Ed è proprio in questo nero che va a scavare Elisa, vincente proprio perché scevra da un approccio clinico o accademico, animata come scrive lei stessa nella presentazione del canale dall’intento di “denunciare, diffondere consapevolezza ma soprattutto per ricordare le vittime di queste storie”. Prima di lei lo aveva fatto Franca Leosini con le sue Storie Maledette, che pare torni dopo le 18 edizioni registrate dal 1994 al 2020. Nel 2021 la giornalista aveva creato un nuovo programma, “che fine ha fatto Baby Jane”, indagando la vitsa post carcere dei protagonisti delle sue storie. Ma ora, a furor di popolo, pare che torni a raccontarcene altre su Rai3.
Anche Emma D’Acquino tornerà con Amore Criminale, programma che dal 2007 di occupa di femminicidi e violenze sulle donne. Uno studio del 2010 dell'Università dell'Illinois a Urbana-Champaign ha rilevato che le donne tendono ad essere attratte dal true crime più degli uomini e che sono più interessate alle storie che presentano vittime femminili e che riescono a riferire che cosa abbia motivato un assassino a compiere i suoi delitti. Elisa de Marco conferma: secondo lei, infatti, oltre a percepire un maggiore coinvolgimento, “è possibile che le donne sentano di riuscire a individuare meglio i segnali di pericolo documentandosi su determinati casi”. E infatti, la giovane Youtuber ha più volte affermato che la consapevolezza aiuta a imparare a riconoscerei campanelli d’allarme per potersi difendere al meglio.
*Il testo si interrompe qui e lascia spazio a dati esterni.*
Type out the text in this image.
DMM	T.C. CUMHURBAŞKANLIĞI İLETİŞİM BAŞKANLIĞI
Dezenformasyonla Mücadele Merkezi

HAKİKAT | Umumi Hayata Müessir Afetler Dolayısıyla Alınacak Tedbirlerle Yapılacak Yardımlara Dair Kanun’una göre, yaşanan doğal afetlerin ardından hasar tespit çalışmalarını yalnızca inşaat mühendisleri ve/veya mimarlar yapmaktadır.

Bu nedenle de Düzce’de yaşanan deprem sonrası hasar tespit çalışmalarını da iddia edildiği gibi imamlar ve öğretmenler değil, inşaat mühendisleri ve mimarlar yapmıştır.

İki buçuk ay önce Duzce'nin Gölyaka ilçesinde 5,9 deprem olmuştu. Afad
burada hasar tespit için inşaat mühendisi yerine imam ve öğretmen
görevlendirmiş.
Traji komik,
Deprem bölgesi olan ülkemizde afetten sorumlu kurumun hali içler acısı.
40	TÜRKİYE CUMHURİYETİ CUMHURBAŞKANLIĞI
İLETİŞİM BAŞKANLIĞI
Anche Bologna riapre al true crime, con Bo-Noir
Ritorna Bo Noir anche a Bologna, dopo una lunga interruzione visto che l’ultima edizione risaliva al 2008. Da fine giugno a inizio luglio si è parlato di casi particolarmente incisivi, dall’omicidio di Federico Aldrovandi al delitto di Cogne, alla presenza di giornalisti, scrittori, esperti.
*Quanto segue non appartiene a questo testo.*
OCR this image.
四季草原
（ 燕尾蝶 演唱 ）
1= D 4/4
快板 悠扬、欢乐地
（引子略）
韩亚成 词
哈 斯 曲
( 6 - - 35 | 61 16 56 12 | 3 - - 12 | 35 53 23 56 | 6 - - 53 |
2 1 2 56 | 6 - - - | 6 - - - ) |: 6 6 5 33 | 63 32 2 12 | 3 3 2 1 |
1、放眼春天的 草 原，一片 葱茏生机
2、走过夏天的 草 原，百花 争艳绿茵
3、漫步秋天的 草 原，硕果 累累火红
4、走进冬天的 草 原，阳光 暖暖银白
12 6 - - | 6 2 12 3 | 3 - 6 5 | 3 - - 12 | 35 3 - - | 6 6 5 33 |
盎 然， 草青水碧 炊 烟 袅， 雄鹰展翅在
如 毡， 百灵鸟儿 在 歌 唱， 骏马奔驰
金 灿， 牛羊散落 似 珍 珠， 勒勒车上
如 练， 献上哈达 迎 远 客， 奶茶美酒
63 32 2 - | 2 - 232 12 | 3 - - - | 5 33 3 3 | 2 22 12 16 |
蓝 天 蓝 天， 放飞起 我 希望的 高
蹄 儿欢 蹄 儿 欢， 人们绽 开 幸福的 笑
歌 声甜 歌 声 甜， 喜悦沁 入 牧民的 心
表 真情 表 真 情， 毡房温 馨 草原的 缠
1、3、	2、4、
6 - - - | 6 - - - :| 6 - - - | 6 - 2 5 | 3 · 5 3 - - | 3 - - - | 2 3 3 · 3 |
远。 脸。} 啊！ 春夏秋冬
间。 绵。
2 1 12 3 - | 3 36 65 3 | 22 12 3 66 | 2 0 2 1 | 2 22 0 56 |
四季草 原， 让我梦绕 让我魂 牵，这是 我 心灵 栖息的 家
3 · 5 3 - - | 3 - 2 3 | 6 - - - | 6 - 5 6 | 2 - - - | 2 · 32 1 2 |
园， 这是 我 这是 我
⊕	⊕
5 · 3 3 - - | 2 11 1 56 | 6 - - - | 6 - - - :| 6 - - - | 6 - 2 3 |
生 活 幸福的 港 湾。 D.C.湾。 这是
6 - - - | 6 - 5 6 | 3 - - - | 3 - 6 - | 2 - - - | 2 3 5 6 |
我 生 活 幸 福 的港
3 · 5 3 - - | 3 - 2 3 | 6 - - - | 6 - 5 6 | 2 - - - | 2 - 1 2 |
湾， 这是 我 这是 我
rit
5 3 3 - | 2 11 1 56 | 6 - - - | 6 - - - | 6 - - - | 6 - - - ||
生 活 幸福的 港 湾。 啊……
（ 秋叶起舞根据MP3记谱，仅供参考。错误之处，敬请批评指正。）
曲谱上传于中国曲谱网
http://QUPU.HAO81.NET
La passione adolescenziale per il tema è foraggiata dai network, Netflix ha una parte espressamente dedicata in cui i titoli cascano addosso come la tracimazione di una diga: Memorie di un omicida, l’infermiere killer, Breaking Bad, Better call Saul, Mindhunter, Dahmer, Amanda Knox e via discorrendo.
La spettacolarizzazione? Pare sia la cosa più ambita dai serial killer
In un bellissimo documento diffuso da Adir, dal titolo “La ricostruzione del profilo psicologico comportamentale del serial killer”, Gianluca Massaro evidenzia che l'interesse generalizzato e, per certi versi morboso, verso questo fenomeno, ha indotto i mass media ad occuparsi costantemente dell'argomento serial killer, rilevandolo ad ogni sua manifestazione, ma anche, soprattutto negli Stati Uniti, procedendo ad una spettacolarizzazione di un fenomeno così brutale. In Italia, c'è stato un bisogno di conoscenza e di risposta agli interrogativi aperti e posti dai grandi processi del 1994, come il processo nei confronti di Pacciani, il presunto "mostro di Firenze", e il processo Chiatti, per le gesta del "mostro di Foligno".
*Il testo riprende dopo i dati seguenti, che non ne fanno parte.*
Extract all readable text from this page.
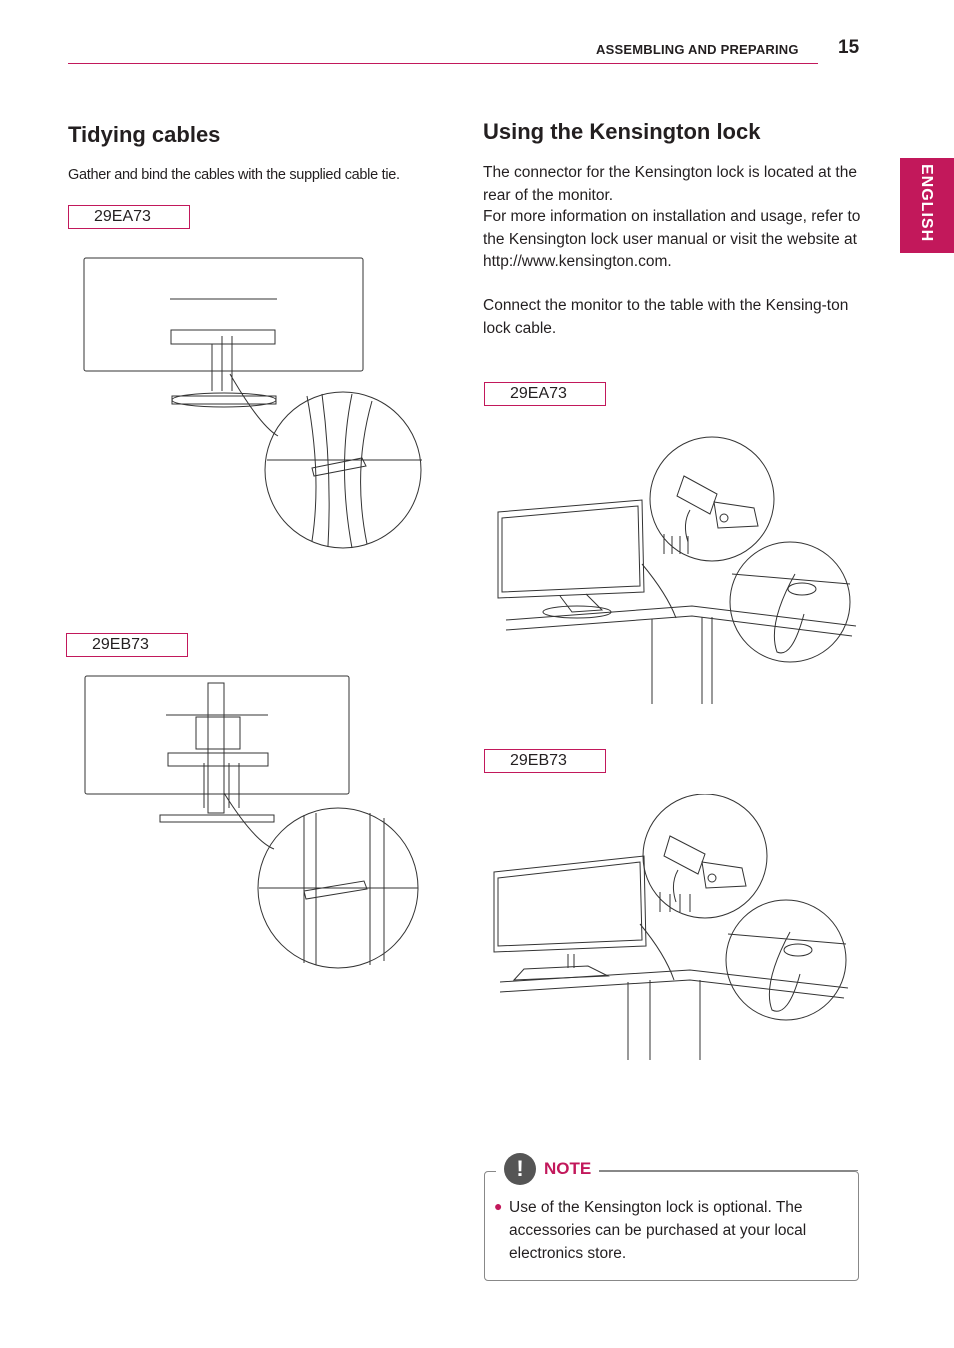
ASSEMBLING AND PREPARING 15
ENGLISH
Tidying cables
Gather and bind the cables with the supplied cable tie.
29EA73
29EB73
Using the Kensington lock
The connector for the Kensington lock is located at the rear of the monitor.
For more information on installation and usage, refer to the Kensington lock user manual or visit the website at http://www.kensington.com.
Connect the monitor to the table with the Kensing-ton lock cable.
29EA73
29EB73
!	NOTE
● Use of the Kensington lock is optional. The accessories can be purchased at your local electronics store.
“Quel che stupisce, tuttavia, è il sereno cinismo impiegato ad alimentare il mito di questi nuovi divi del male, anche da parte di individui o riviste all'apparenza alieni da morbosità. In fondo i serial killer, psicotici o psicopatici che siano, o ipernormali, come definiti da alcuni, possiedono quasi tutti un'altissima opinione di sé. E finiscono, piaccia o no, per prendersi la scena”.